Pour faire échec à ce phénomène, le ministère de la Santé et des Services sociaux du Québec, en partenariat avec des services de police municipaux et soutenu par l’expertise de l’Association des directeurs de police du Québec (ADPQ), a mis sur pied le projet « VITAL » qui vise à investiguer et à poursuivre les contrevenants, et à informer la population des enjeux et des méfaits reliés à cette activité illégale.
C’est le maire suppléant, Robert Carrière, qui en a aujourd’hui fait l’annonce. « Le conseil municipal a décidé de collaborer au projet « VITAL », parce que le service de police de Saint-Jérôme est le mieux placé pour agir efficacement dans notre propre ville. La Ville de Laval, qui s’est déjà engagée dans le projet, a obtenu des résultats significatifs; en adoptant la même stratégie, nous sommes assurés d’un certain succès. De plus, la lutte contre le tabagisme s’inscrit dans la continuité de notre engagement au sein du mouvement du Réseau québécois de Villes et Villages en santé. »
Une problématique particulière entoure la vente de cigarettes de contrebande. Il s’agit d’un crime facile à commettre et les contrevenants n’ont pas peur de se faire prendre. Les gens pensent que c’est un délit sans gravité, dont les conséquences ne peuvent être sérieuses. Ces mêmes personnes estiment que vendre ou acheter des cigarettes illégales ne cause pas de tort à la société.
Le ministère de la Santé et des Services sociaux du Québec rappelle qu’au contraire, en plus de favoriser le crime organisé, la contrebande de cigarettes incite à une consommation plus importante de produits du tabac. Les effets néfastes d’une telle consommation sur la santé ne sont plus à démontrer et elle favorise assurément une hausse du tabagisme, notamment chez les jeunes. De plus, à cause de la contrebande, les distributeurs et les détaillants de tabac perdent des sommes importantes, ce qui entraîne des pertes d’emplois.
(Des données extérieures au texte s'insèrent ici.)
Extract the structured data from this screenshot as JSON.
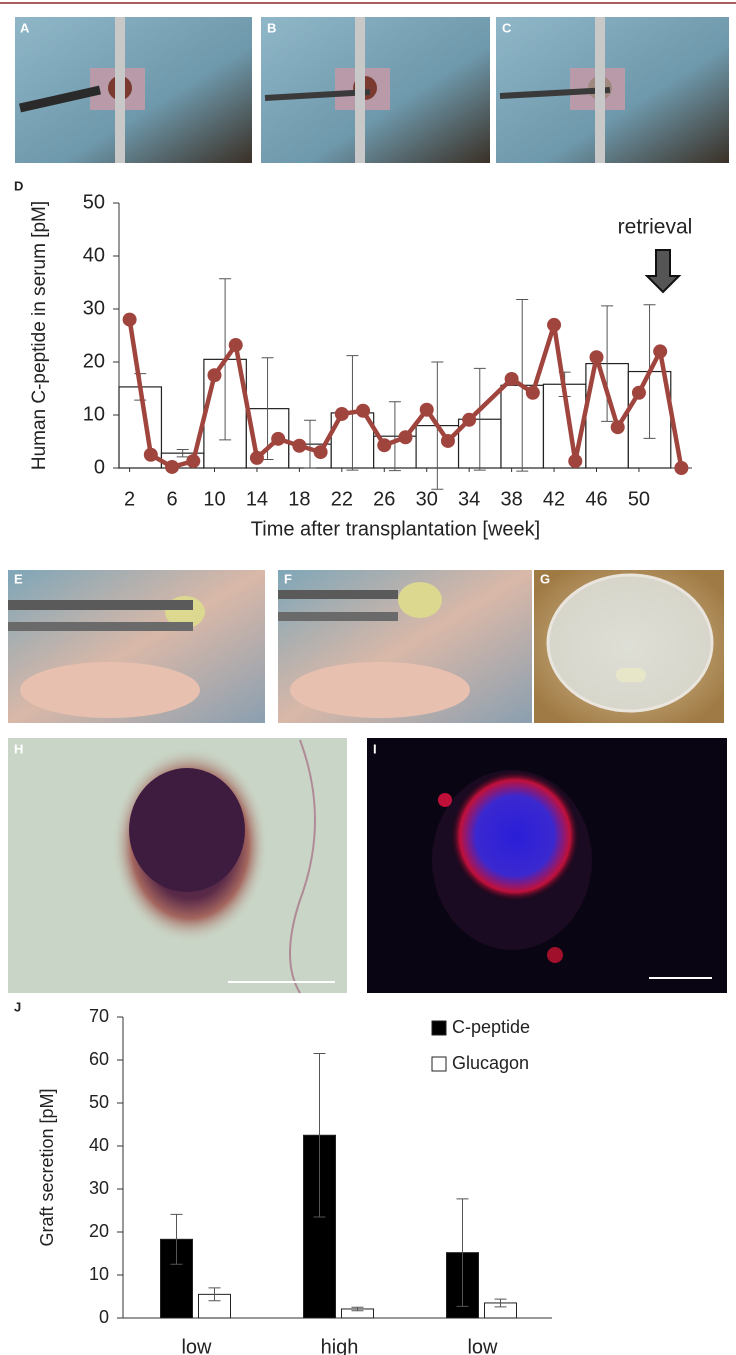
{
  "panel_labels": [
    "A",
    "B",
    "C",
    "D",
    "E",
    "F",
    "G",
    "H",
    "I",
    "J"
  ],
  "chart_data": [
    {
      "type": "bar_line",
      "ylabel": "Human C-peptide in serum [pM]",
      "xlabel": "Time after transplantation  [week]",
      "annotation": "retrieval",
      "xlim": [
        1,
        55
      ],
      "xticks": [
        2,
        6,
        10,
        14,
        18,
        22,
        26,
        30,
        34,
        38,
        42,
        46,
        50
      ],
      "ylim": [
        0,
        50
      ],
      "yticks": [
        0,
        10,
        20,
        30,
        40,
        50
      ],
      "series": [
        {
          "type": "bar",
          "color": "#ffffff",
          "bins": [
            1,
            5,
            9,
            13,
            17,
            21,
            25,
            29,
            33,
            37,
            41,
            45,
            49,
            53
          ],
          "values": [
            15.3,
            2.8,
            20.5,
            11.2,
            4.5,
            10.4,
            6,
            8,
            9.2,
            15.6,
            15.8,
            19.7,
            18.2
          ],
          "errors": [
            2.5,
            0.7,
            15.2,
            9.6,
            4.5,
            10.8,
            6.5,
            12,
            9.6,
            16.2,
            2.3,
            10.9,
            12.6
          ]
        },
        {
          "type": "line",
          "color": "#a0443e",
          "x": [
            2,
            4,
            6,
            8,
            10,
            12,
            14,
            16,
            18,
            20,
            22,
            24,
            26,
            28,
            30,
            32,
            34,
            38,
            40,
            42,
            44,
            46,
            48,
            50,
            52,
            54
          ],
          "values": [
            28,
            2.5,
            0.2,
            1.3,
            17.5,
            23.2,
            1.9,
            5.5,
            4.2,
            3,
            10.2,
            10.8,
            4.3,
            5.8,
            11,
            5.1,
            9.1,
            16.8,
            14.2,
            27,
            1.3,
            20.9,
            7.7,
            14.2,
            22,
            0
          ]
        }
      ]
    },
    {
      "type": "bar",
      "ylabel": "Graft secretion [pM]",
      "categories": [
        "low",
        "high",
        "low"
      ],
      "ylim": [
        0,
        70
      ],
      "yticks": [
        0,
        10,
        20,
        30,
        40,
        50,
        60,
        70
      ],
      "legend": "top-right",
      "series": [
        {
          "name": "C-peptide",
          "color": "#000000",
          "values": [
            18.3,
            42.5,
            15.2
          ],
          "errors": [
            5.8,
            19,
            12.5
          ]
        },
        {
          "name": "Glucagon",
          "color": "#ffffff",
          "values": [
            5.5,
            2.1,
            3.5
          ],
          "errors": [
            1.5,
            0.4,
            0.9
          ]
        }
      ]
    }
  ]
}
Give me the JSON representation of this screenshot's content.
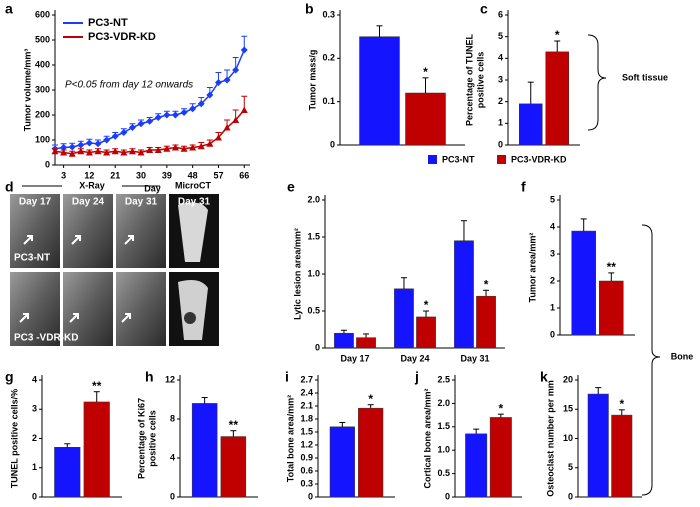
{
  "chart_data": [
    {
      "type": "line",
      "label": "a",
      "xlabel": "Day",
      "ylabel": [
        "Tumor volume/mm³"
      ],
      "annotation": "P<0.05 from day 12 onwards",
      "x": [
        0,
        3,
        6,
        9,
        12,
        15,
        18,
        21,
        24,
        27,
        30,
        33,
        36,
        39,
        42,
        45,
        48,
        51,
        54,
        57,
        60,
        63,
        66
      ],
      "xlim": [
        0,
        68
      ],
      "xticks": [
        3,
        12,
        21,
        30,
        39,
        48,
        57,
        66
      ],
      "ylim": [
        0,
        600
      ],
      "yticks": [
        0,
        100,
        200,
        300,
        400,
        500,
        600
      ],
      "series": [
        {
          "name": "PC3-NT",
          "color": "#1a3cff",
          "marker": "diamond",
          "values": [
            65,
            70,
            72,
            80,
            88,
            85,
            100,
            115,
            130,
            150,
            165,
            175,
            190,
            200,
            200,
            210,
            225,
            245,
            280,
            330,
            340,
            380,
            460
          ],
          "errors": [
            15,
            15,
            15,
            15,
            15,
            15,
            15,
            15,
            15,
            15,
            15,
            15,
            15,
            15,
            15,
            15,
            20,
            25,
            30,
            40,
            40,
            50,
            55
          ]
        },
        {
          "name": "PC3-VDR-KD",
          "color": "#c00000",
          "marker": "triangle",
          "values": [
            55,
            50,
            45,
            55,
            50,
            55,
            50,
            55,
            50,
            55,
            50,
            60,
            60,
            65,
            70,
            65,
            70,
            75,
            85,
            110,
            150,
            180,
            220
          ],
          "errors": [
            10,
            10,
            10,
            10,
            10,
            10,
            10,
            10,
            10,
            10,
            10,
            10,
            10,
            10,
            10,
            10,
            10,
            15,
            15,
            20,
            30,
            40,
            55
          ]
        }
      ]
    },
    {
      "type": "bar",
      "label": "b",
      "ylabel": [
        "Tumor mass/g"
      ],
      "ylim": [
        0,
        0.3
      ],
      "yticks": [
        0,
        0.1,
        0.2,
        0.3
      ],
      "series": [
        {
          "color": "#1414ff",
          "values": [
            0.25
          ],
          "errors": [
            0.025
          ]
        },
        {
          "color": "#c00000",
          "values": [
            0.12
          ],
          "errors": [
            0.035
          ],
          "significance": [
            "*"
          ]
        }
      ]
    },
    {
      "type": "bar",
      "label": "c",
      "ylabel": [
        "Percentage of TUNEL",
        "positive cells"
      ],
      "ylim": [
        0,
        6
      ],
      "yticks": [
        0,
        1,
        2,
        3,
        4,
        5,
        6
      ],
      "series": [
        {
          "color": "#1414ff",
          "values": [
            1.9
          ],
          "errors": [
            1.0
          ]
        },
        {
          "color": "#c00000",
          "values": [
            4.3
          ],
          "errors": [
            0.5
          ],
          "significance": [
            "*"
          ]
        }
      ]
    },
    {
      "type": "bar",
      "label": "e",
      "ylabel": [
        "Lytic lesion area/mm²"
      ],
      "categories": [
        "Day 17",
        "Day 24",
        "Day 31"
      ],
      "ylim": [
        0,
        2
      ],
      "yticks": [
        0,
        0.5,
        {
          "value": 1,
          "label": "1.0"
        },
        1.5,
        {
          "value": 2,
          "label": "2.0"
        }
      ],
      "series": [
        {
          "color": "#1414ff",
          "values": [
            0.2,
            0.8,
            1.45
          ],
          "errors": [
            0.04,
            0.15,
            0.27
          ]
        },
        {
          "color": "#c00000",
          "values": [
            0.14,
            0.42,
            0.7
          ],
          "errors": [
            0.05,
            0.08,
            0.08
          ],
          "significance": [
            null,
            "*",
            "*"
          ]
        }
      ]
    },
    {
      "type": "bar",
      "label": "f",
      "ylabel": [
        "Tumor area/mm²"
      ],
      "ylim": [
        0,
        5
      ],
      "yticks": [
        0,
        1,
        2,
        3,
        4,
        5
      ],
      "series": [
        {
          "color": "#1414ff",
          "values": [
            3.85
          ],
          "errors": [
            0.45
          ]
        },
        {
          "color": "#c00000",
          "values": [
            2.0
          ],
          "errors": [
            0.3
          ],
          "significance": [
            "**"
          ]
        }
      ]
    },
    {
      "type": "bar",
      "label": "g",
      "ylabel": [
        "TUNEL positive cells/%"
      ],
      "ylim": [
        0,
        4
      ],
      "yticks": [
        0,
        1,
        2,
        3,
        4
      ],
      "series": [
        {
          "color": "#1414ff",
          "values": [
            1.7
          ],
          "errors": [
            0.12
          ]
        },
        {
          "color": "#c00000",
          "values": [
            3.25
          ],
          "errors": [
            0.35
          ],
          "significance": [
            "**"
          ]
        }
      ]
    },
    {
      "type": "bar",
      "label": "h",
      "ylabel": [
        "Percentage of Ki67",
        "positive cells"
      ],
      "ylim": [
        0,
        12
      ],
      "yticks": [
        0,
        4,
        8,
        12
      ],
      "series": [
        {
          "color": "#1414ff",
          "values": [
            9.6
          ],
          "errors": [
            0.6
          ]
        },
        {
          "color": "#c00000",
          "values": [
            6.2
          ],
          "errors": [
            0.6
          ],
          "significance": [
            "**"
          ]
        }
      ]
    },
    {
      "type": "bar",
      "label": "i",
      "ylabel": [
        "Total bone area/mm²"
      ],
      "ylim": [
        0,
        2.7
      ],
      "yticks": [
        0,
        0.3,
        0.6,
        0.9,
        1.2,
        1.5,
        1.8,
        2.1,
        2.4,
        2.7
      ],
      "series": [
        {
          "color": "#1414ff",
          "values": [
            1.62
          ],
          "errors": [
            0.1
          ]
        },
        {
          "color": "#c00000",
          "values": [
            2.05
          ],
          "errors": [
            0.08
          ],
          "significance": [
            "*"
          ]
        }
      ]
    },
    {
      "type": "bar",
      "label": "j",
      "ylabel": [
        "Cortical bone area/mm²"
      ],
      "ylim": [
        0,
        2.5
      ],
      "yticks": [
        0,
        0.5,
        {
          "value": 1,
          "label": "1.0"
        },
        1.5,
        {
          "value": 2,
          "label": "2.0"
        },
        2.5
      ],
      "series": [
        {
          "color": "#1414ff",
          "values": [
            1.35
          ],
          "errors": [
            0.1
          ]
        },
        {
          "color": "#c00000",
          "values": [
            1.7
          ],
          "errors": [
            0.07
          ],
          "significance": [
            "*"
          ]
        }
      ]
    },
    {
      "type": "bar",
      "label": "k",
      "ylabel": [
        "Osteoclast number per mm"
      ],
      "ylim": [
        0,
        20
      ],
      "yticks": [
        0,
        5,
        10,
        15,
        20
      ],
      "series": [
        {
          "color": "#1414ff",
          "values": [
            17.6
          ],
          "errors": [
            1.1
          ]
        },
        {
          "color": "#c00000",
          "values": [
            14
          ],
          "errors": [
            0.9
          ],
          "significance": [
            "*"
          ]
        }
      ]
    }
  ],
  "legend": [
    {
      "name": "PC3-NT",
      "color": "#1414ff"
    },
    {
      "name": "PC3-VDR-KD",
      "color": "#c00000"
    }
  ],
  "brackets": [
    "Soft tissue",
    "Bone"
  ],
  "image_panel": {
    "label": "d",
    "headers": [
      "X-Ray",
      "MicroCT"
    ],
    "days": [
      "Day 17",
      "Day 24",
      "Day 31",
      "Day 31"
    ],
    "rows": [
      "PC3-NT",
      "PC3 -VDR-KD"
    ]
  }
}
Le représentant de l’ADPQ a rappelé que l’organisme assume un rôle de consultation et de collaboration auprès de différents ministères québécois, notamment le ministère de la Sécurité publique, le ministère de la Justice et le ministère de la Santé et des Services sociaux, et fait partie de comités ponctuels qui travaillent à améliorer la concertation et la coordination des activités policières entre les nombreux partenaires impliqués, comme dans le cas du projet « VITAL ».
La population est invitée à collaborer au projet « VITAL » en rapportant tout acte illégal de vente de tabac au Service de police de Saint-Jérôme au 450 432-3000, poste 2447, ou par courriel à infostabac@vsj.ca. La confidentialité est assurée.

Sur la photo, on reconnaît Pierre-Alexandre Blouin, représentant de l’Association des détaillants en alimentation du Québec, Louis Bruneault, directeur du Service de police de Saint-Jérôme, Richard Mc Ginnis, directeur général adjoint, Association des directeurs de police du Québec, Sylvain Gagné, président de la Commission de la sécurité publique de Saint-Jérôme, Robert Carrière, maire suppléant de Saint-Jérôme et Marjolaine Imbeault, chef du Service de lutte contre le tabagisme, ministère de la Santé et des services sociaux du Québec.